House Veterans Affairs and Emergency Preparedness Committee chairman Stephen Barrar (R-Delaware) offered an unusual coda to an otherwise routine committee meeting Wednesday by asking if the legislature should hold a special session to deal with the decline in volunteer firefighters throughout Pennsylvania.
Barrar spoke following a vote to extend the deadline for a study authorized by the passage of SR 6 in 2017, which was designed to improve the delivery of EMS services in the state. He said the idea of a special session was floated by the Pennsylvania State Association of Township Supervisors, an organization representing township governments throughout the commonwealth.
PSATS passed a resolution at their annual conference in late April asking Gov.
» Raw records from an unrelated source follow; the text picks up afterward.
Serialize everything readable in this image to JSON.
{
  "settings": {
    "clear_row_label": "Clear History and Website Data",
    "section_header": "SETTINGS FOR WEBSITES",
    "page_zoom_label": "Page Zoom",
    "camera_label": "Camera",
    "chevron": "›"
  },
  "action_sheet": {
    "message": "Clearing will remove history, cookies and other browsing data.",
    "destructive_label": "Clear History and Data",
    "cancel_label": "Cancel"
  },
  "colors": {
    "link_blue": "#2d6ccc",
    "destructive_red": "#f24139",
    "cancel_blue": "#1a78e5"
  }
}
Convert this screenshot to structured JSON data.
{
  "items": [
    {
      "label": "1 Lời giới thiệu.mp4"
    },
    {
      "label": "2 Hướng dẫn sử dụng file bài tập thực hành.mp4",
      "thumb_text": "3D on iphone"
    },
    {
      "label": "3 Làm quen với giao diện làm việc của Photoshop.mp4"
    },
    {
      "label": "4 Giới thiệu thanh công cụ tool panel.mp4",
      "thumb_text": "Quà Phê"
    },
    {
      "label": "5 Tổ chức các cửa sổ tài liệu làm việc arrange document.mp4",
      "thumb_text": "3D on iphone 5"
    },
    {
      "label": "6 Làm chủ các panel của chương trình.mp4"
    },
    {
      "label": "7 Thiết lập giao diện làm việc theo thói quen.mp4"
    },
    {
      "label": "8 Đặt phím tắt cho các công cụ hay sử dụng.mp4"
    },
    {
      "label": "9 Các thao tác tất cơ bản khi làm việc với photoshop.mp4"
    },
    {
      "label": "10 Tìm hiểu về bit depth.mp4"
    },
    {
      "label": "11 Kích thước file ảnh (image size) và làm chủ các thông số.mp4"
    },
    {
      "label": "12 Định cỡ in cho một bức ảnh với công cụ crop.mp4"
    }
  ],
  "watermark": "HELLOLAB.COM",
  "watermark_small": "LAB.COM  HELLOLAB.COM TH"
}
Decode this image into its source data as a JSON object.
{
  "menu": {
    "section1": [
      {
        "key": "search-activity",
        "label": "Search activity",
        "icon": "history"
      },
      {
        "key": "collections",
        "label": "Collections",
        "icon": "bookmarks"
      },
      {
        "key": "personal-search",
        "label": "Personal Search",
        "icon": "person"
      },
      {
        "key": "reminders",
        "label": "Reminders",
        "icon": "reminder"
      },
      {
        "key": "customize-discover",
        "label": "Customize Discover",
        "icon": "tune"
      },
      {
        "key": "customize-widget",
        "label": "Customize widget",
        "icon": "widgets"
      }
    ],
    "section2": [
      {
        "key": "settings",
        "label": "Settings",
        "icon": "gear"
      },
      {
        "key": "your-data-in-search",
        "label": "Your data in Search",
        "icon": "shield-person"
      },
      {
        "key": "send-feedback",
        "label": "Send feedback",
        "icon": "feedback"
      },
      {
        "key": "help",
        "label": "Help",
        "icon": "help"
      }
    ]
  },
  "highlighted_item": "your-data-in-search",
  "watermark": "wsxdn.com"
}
Tom Wolf to call a special session addressing the “volunteer crisis” in fire and EMS.
The authority to call the legislature into special session resides with the governor, who may do so of his own accord or when petitioned by a majority of both chambers.
“It’s time that our hard-working fire companies and volunteers receive the attention and recognition they deserve from Harrisburg,” said PSATS president Shiri Barnhart at the conference.
According to PSATS, fire company volunteers have dropped in number from 300,000 in the 1970s to 50,000 today. Barnhart warned that member communities would be faced with paying nearly $10 billion a year for fire and EMS coverage if the volunteer model dies out.
For his part, Barrar said “I would like to get that ball rolling,” but suggested a special session may be premature before the SR 6 task force concludes its work. He reported the commission has met three times thus far, and with the deadline extension will have until Nov. 30 to present its work to the legislature.
Other members of the committee reacted to the idea of a special session.
Rep. Frank Farry (R-Bucks), a volunteer fire chief, seemed cool to the proposal. He said he would prefer to see lawmakers work on existing proposals moving through the House and Senate over the coming months, in parallel with budget negotiations.
“We can just move forward with those bills in June,” he said.
Farry said waiting until the fall, when lawmakers may be preoccupied by reelection campaigns, or 2019, will just mean fire companies are that much more depleted when help arrives.
Minority Chairman Chris Sainato (D-Lawrence), though generally supportive of the idea, indicated that special sessions historically tend to have more symbolic value than any material impact.
He said in that sense, though, a special session could further highlight the efforts already underway to improve the condition of volunteer fire and EMS services.
Barrar agreed with the value of raising awareness. He contended there are even lawmakers, for example, who do not understand the depth of the volunteer problem.
“I can tell you what, there are members that don’t believe that there is actually a crisis,” he said.
Others, including Rep. Karen Boback (R-Luzerne) and Rep. Dom Costa (D-Allegheny), were wholly supportive of a special session.
Costa suggested a special session could run alongside the SR 6 commission in a collaborative effort.